Wenn man berücksichtigt, dass die ARD mit ihrer Kampagne "Kinder sind Zukunft" das Augenmerk der Öffentlichkeit mehr auf die zukünftigen Rentenzahler lenken will, könnte PORCUPINE TREE's neuestes Album zu keinem besseren Zeitpunkt erscheinen. Das Thema ist das gleiche, jedoch wird auf "Fear Of A Blank Planet" ein wesentlich düstereres Bild dieser Zukunft gezeichnet. Mastermind Steven Wilson hat ein beeindruckend bedrückendes, vielschichtiges und episches Klangbild dessen geschaffen, wie er die intellektuelle Verrohung der kindlichen Psyche mittels einer gewaltigen Informationsflut durch das Internet und anderen Medien sieht. Sinnbildlich dafür sind die Illustrationen im Booklet und vor allem das, in blaues Licht getauchtes, Kind auf dem Cover, wessen Augen einen Einblick in sein Innerstes gewähren. Die absolute Leere.

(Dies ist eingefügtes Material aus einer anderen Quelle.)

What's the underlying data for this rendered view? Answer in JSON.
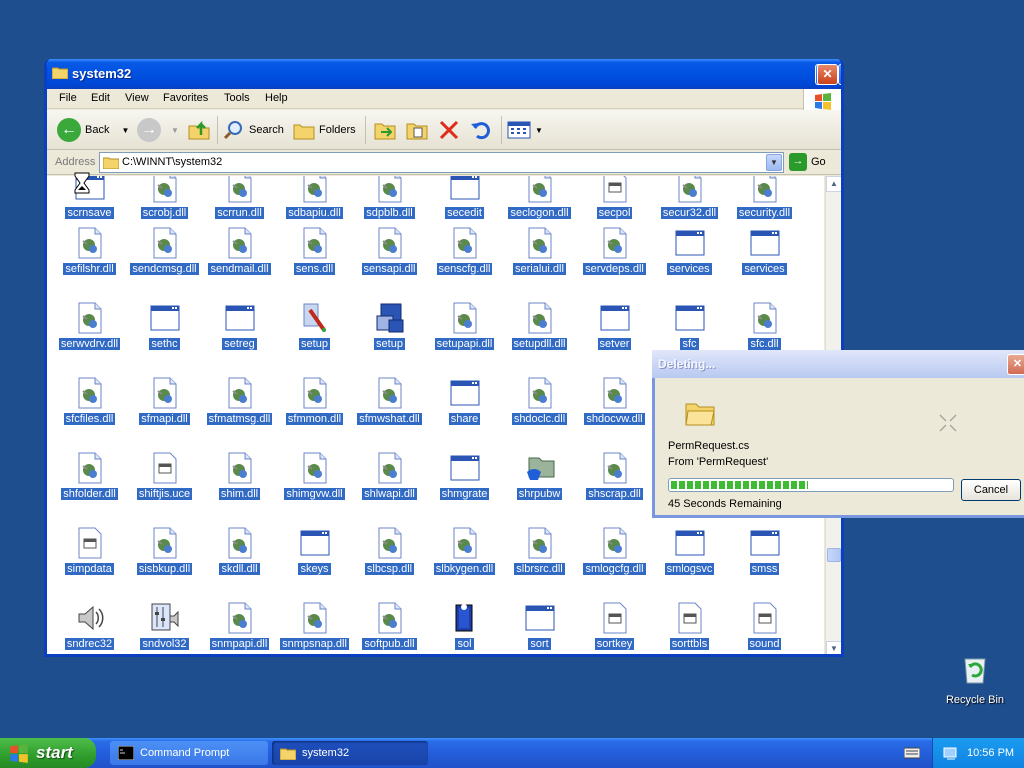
{
  "window": {
    "title": "system32",
    "menu": [
      "File",
      "Edit",
      "View",
      "Favorites",
      "Tools",
      "Help"
    ],
    "toolbar": {
      "back": "Back",
      "search": "Search",
      "folders": "Folders"
    },
    "address": {
      "label": "Address",
      "path": "C:\\WINNT\\system32",
      "go": "Go"
    }
  },
  "files": {
    "row0": [
      "scrnsave",
      "scrobj.dll",
      "scrrun.dll",
      "sdbapiu.dll",
      "sdpblb.dll",
      "secedit",
      "seclogon.dll",
      "secpol",
      "secur32.dll",
      "security.dll"
    ],
    "row1": [
      "sefilshr.dll",
      "sendcmsg.dll",
      "sendmail.dll",
      "sens.dll",
      "sensapi.dll",
      "senscfg.dll",
      "serialui.dll",
      "servdeps.dll",
      "services",
      "services"
    ],
    "row2": [
      "serwvdrv.dll",
      "sethc",
      "setreg",
      "setup",
      "setup",
      "setupapi.dll",
      "setupdll.dll",
      "setver",
      "sfc",
      "sfc.dll"
    ],
    "row3": [
      "sfcfiles.dll",
      "sfmapi.dll",
      "sfmatmsg.dll",
      "sfmmon.dll",
      "sfmwshat.dll",
      "share",
      "shdoclc.dll",
      "shdocvw.dll"
    ],
    "row4": [
      "shfolder.dll",
      "shiftjis.uce",
      "shim.dll",
      "shimgvw.dll",
      "shlwapi.dll",
      "shmgrate",
      "shrpubw",
      "shscrap.dll"
    ],
    "row5": [
      "simpdata",
      "sisbkup.dll",
      "skdll.dll",
      "skeys",
      "slbcsp.dll",
      "slbkygen.dll",
      "slbrsrc.dll",
      "smlogcfg.dll",
      "smlogsvc",
      "smss"
    ],
    "row6": [
      "sndrec32",
      "sndvol32",
      "snmpapi.dll",
      "snmpsnap.dll",
      "softpub.dll",
      "sol",
      "sort",
      "sortkey",
      "sorttbls",
      "sound"
    ]
  },
  "dialog": {
    "title": "Deleting...",
    "file": "PermRequest.cs",
    "from": "From 'PermRequest'",
    "progress": 0.49,
    "remaining": "45 Seconds Remaining",
    "cancel": "Cancel"
  },
  "desktop": {
    "recycle_bin": "Recycle Bin"
  },
  "taskbar": {
    "start": "start",
    "tasks": [
      "Command Prompt",
      "system32"
    ],
    "clock": "10:56 PM"
  },
  "colors": {
    "selection": "#316ac5",
    "desktop": "#1f4e8f",
    "title_bar": "#0050e0"
  }
}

Eingeläutet von einem einprägsamen Lick auf der Akustikgitarre beginnt die musikalische Momentaufnahme des kindlichen Alltags mit dem Titeltrack "Fear Of A Blank Planet". Dieser ist, obgleich in überspitzter Form, inhaltlich repräsentativ für das Album. Musikalisch eher weniger, dazu aber später mehr. Die typischen PORCUPINE TREE-Riffs treffen hier auf psychedelisch wabernde Gitarrenklänge und druckvolle Soundwände, welche von dezent eingesetzten Synthezisereffekten ergänzt werden. Diese umhüllen den von Langeweile und Drogenexzessen gezeichneten Alltag der Kids, welche selbigen ohne die permanente Penetration vom Flimmern des Fernsehers, der Omnipräsenz von Sex, dem X-BOX-Gott und der Einnahme von den kleinen bunten Pillen wohl nicht zu überstehen glauben. Die "Mutter ist eine Schlampe" und der Vater hat jeglichen Versuch der Kommunikation mit dem eigen Fleisch und Blut aufgegeben. Beide können nicht verhindern, dass man als Einzelgänger seine über proportional zur Verfügung stehende Freizeit am liebsten mit einer geklauten Pistole totschlägt. Oder totschießt.
Wie eingangs erwähnt, trifft dieses Szenario am ehesten die Thematik des Albums. Allerdings ist dieser Song - trotz seiner knapp achteinhalb Minuten - der "kompakteste" auf dem Album. Der Rest des Albums bedarf womöglich einiger Anläufe, bis es seine "Sperrigkeit" verliert.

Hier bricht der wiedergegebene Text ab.